Hungary`s developement weakens economy

developments in Hungary weaken economy

    Everyone who might have read the news over the last week will have come across many negative articles on recent developments in Hungary and on Hungary’s Prime Minister Victor Orban.

Then at the same time when searching online I still find many positive quotes on Hungary and its economy as well as on Hungary as an industrial location.

 “With their stable, democratic government, developed infrastructure, and highly skilled and motivated workforce, Hungary is an ideal country for software outsourcing.”


    Even though this quote is not very old Hungary’s situation has changed completely.
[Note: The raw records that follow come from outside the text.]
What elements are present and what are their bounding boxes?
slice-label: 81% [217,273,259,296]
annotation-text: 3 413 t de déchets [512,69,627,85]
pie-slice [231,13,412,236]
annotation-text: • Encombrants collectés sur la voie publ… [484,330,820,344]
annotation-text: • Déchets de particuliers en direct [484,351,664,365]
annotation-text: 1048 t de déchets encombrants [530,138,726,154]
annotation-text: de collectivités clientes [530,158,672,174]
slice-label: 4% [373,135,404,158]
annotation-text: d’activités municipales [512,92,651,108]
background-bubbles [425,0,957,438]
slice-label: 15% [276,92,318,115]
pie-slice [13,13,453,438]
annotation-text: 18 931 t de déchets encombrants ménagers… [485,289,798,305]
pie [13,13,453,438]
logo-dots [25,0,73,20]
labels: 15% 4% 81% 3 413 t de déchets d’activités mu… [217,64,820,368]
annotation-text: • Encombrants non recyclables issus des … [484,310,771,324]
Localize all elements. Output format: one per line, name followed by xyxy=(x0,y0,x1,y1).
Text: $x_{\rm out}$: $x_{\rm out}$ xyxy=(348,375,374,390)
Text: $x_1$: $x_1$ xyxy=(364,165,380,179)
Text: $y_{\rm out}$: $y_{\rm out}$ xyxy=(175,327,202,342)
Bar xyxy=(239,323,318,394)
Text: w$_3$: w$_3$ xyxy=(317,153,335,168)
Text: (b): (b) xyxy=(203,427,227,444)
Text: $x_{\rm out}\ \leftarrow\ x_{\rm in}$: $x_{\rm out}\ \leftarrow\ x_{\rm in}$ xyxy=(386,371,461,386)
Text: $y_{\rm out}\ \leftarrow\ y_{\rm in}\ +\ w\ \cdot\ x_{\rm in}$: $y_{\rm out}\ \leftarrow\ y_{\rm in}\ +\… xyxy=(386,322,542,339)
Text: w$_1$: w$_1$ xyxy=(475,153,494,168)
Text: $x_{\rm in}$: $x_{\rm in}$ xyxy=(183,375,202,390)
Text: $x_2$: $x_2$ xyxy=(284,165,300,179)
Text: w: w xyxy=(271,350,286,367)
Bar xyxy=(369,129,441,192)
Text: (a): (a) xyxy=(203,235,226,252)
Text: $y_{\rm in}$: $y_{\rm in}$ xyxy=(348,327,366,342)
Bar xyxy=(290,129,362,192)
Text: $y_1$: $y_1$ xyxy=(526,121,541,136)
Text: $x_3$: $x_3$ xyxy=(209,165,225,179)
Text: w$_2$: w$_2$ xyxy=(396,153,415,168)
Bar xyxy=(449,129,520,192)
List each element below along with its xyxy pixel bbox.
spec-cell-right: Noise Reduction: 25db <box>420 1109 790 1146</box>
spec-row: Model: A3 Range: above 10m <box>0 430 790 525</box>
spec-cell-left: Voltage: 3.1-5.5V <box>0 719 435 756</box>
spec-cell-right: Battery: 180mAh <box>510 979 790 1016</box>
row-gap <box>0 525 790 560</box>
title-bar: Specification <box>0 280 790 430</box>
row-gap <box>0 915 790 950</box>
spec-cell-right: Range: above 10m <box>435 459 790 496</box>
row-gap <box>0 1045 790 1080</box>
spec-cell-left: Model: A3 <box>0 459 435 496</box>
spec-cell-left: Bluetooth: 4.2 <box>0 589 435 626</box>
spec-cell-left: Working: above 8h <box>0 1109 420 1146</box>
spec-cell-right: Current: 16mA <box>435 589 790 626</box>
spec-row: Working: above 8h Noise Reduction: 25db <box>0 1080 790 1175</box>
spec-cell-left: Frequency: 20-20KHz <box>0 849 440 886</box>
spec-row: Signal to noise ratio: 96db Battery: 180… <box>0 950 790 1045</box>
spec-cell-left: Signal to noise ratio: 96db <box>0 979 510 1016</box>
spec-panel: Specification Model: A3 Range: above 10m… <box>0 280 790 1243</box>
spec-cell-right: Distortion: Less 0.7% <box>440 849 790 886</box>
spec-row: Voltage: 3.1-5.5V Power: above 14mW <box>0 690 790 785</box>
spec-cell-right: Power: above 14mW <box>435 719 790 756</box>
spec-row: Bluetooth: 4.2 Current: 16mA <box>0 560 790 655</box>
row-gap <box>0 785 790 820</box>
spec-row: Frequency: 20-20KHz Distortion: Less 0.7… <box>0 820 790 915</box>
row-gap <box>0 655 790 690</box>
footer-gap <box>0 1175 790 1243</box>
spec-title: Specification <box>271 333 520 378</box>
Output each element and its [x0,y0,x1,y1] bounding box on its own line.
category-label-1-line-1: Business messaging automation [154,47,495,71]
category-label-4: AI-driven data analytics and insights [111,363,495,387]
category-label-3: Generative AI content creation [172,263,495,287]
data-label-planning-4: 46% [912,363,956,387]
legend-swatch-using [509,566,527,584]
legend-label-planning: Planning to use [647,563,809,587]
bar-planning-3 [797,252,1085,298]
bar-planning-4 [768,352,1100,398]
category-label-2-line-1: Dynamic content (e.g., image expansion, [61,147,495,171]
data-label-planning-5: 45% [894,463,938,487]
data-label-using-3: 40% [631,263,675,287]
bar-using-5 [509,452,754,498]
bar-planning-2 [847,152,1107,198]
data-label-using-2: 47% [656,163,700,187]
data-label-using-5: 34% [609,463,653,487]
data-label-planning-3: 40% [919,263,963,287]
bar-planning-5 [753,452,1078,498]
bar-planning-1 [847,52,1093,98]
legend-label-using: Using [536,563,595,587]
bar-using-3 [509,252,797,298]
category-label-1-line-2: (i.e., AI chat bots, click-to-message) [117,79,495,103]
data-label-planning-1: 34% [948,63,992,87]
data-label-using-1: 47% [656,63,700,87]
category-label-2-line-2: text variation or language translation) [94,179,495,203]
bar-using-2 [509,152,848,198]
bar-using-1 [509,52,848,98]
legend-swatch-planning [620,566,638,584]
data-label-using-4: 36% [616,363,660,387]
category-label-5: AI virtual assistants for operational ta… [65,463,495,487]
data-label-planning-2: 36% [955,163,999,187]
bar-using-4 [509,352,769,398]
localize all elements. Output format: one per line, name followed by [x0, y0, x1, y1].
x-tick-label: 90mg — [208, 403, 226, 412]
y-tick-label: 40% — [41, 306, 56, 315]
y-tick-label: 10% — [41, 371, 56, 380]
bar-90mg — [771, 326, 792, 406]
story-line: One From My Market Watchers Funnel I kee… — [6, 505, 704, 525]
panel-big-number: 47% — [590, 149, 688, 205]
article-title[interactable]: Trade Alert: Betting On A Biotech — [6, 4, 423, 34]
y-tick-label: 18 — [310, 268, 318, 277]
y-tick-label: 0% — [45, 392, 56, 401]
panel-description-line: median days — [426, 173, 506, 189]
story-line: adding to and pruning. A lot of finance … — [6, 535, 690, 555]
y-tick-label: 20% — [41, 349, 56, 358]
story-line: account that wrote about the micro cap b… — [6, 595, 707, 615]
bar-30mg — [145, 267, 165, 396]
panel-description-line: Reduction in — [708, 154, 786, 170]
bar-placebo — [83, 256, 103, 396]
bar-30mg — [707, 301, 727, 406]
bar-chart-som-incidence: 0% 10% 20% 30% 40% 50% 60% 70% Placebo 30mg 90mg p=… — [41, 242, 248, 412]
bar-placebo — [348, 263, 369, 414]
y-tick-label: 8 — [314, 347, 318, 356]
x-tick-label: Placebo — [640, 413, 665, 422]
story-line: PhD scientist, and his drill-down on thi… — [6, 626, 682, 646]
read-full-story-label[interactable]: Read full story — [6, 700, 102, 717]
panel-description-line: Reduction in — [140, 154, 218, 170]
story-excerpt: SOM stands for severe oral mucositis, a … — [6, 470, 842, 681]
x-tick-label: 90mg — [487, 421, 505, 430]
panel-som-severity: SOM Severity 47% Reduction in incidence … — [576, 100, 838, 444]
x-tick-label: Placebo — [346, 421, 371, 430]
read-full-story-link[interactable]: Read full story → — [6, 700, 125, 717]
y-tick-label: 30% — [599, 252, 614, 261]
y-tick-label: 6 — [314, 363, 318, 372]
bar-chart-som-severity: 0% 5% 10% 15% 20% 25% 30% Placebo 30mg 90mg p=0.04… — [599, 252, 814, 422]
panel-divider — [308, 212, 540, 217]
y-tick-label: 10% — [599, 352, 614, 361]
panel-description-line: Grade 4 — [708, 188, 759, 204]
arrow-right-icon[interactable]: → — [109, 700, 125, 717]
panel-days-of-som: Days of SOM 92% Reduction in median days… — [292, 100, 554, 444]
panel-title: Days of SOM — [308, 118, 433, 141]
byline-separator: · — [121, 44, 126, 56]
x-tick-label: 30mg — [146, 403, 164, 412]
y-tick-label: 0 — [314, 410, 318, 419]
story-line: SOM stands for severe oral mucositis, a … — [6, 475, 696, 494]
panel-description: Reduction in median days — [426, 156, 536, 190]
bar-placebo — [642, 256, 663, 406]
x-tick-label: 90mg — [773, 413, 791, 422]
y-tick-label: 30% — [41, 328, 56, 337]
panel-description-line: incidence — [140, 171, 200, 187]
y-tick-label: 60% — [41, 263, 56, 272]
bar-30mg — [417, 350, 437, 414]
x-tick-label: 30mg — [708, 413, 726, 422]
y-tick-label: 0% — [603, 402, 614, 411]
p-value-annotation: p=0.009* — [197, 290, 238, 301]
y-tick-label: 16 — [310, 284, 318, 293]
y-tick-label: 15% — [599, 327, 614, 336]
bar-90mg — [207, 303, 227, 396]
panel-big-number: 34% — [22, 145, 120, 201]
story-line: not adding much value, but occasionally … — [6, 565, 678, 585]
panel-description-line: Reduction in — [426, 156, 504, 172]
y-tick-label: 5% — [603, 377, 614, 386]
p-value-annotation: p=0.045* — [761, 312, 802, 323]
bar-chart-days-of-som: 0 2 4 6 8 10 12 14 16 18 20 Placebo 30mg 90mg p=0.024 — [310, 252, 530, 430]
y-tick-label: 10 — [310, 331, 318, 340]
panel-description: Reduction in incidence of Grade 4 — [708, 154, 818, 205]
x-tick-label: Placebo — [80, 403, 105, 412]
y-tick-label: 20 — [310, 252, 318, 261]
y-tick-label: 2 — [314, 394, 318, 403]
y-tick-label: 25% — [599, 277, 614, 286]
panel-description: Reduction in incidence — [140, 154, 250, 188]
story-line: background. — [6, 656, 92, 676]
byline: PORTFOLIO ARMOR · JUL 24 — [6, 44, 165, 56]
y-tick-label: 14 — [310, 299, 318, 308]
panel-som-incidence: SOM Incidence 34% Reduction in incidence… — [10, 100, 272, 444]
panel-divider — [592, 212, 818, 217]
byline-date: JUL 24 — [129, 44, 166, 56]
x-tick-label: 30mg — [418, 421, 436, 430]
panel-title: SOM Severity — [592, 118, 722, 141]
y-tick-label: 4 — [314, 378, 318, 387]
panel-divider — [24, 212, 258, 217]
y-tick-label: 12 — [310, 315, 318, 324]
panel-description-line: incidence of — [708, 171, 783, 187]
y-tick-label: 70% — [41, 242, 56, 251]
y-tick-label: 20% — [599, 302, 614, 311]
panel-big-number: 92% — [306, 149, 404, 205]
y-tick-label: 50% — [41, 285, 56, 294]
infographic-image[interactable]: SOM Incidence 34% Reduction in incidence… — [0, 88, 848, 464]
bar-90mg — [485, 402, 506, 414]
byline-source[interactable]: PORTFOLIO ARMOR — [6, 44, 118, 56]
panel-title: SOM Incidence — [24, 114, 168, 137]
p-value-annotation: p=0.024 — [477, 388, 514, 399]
   Shortly after Hungary joined the European Union in May 2004 their economy started to weaken. When in May 2010 Prime Minister Victor Orban was elected the nation’s economy already was in very bad condition (many argue that this has helped him to win the election). Since then many things have changed. Freedom of media has been restricted and the constitutional amendments are now changed for the 4.time in one year.  Nowadays, the country has to face high public debt and a growing corruption. This definitely is a huge step back in the process of democratization.

“Constitutional Revenge”

    In a recent article “Constitutional Revenge”, puplished in the New York Times, Paul Krugman argues that even though the situation in Hungary seemed really difficult to interpret to the European Union now the relation seemed to have calmed down, the U.S, however, still shows some concern. Moreover, Krugman seems to perceive the recent constitutional change as revenge of the government, as for example many fundamental rights (Which should normally exist in a democracy) were abolished. One of the most shocking new laws: criminalization of homelessness. Also, the author points out Europe’s helplessness. Krugman concludes by stating that he expects Victor Orban to increase his power and he warns of the future:

“Prime Minister Viktor Orbán recognizes no limits on his power. When Europe tells him no and when his country’s own Constitutional Court hands him defeats, he waits until Hungary is out of the spotlight, and then he adjusts the constitution to make all those unpleasant restrictions go away.”

    Check out his interesting article!

To conclude, even though Hungary has a very good infrastructure and many well educated people, Hungary is getting less and less interesting for any kind of companies or investors because of the unpredictable political future and therefore the unpredictability of Hungary’s stability.

How do you think is Hungary going to develop? Would you like to invest there and why?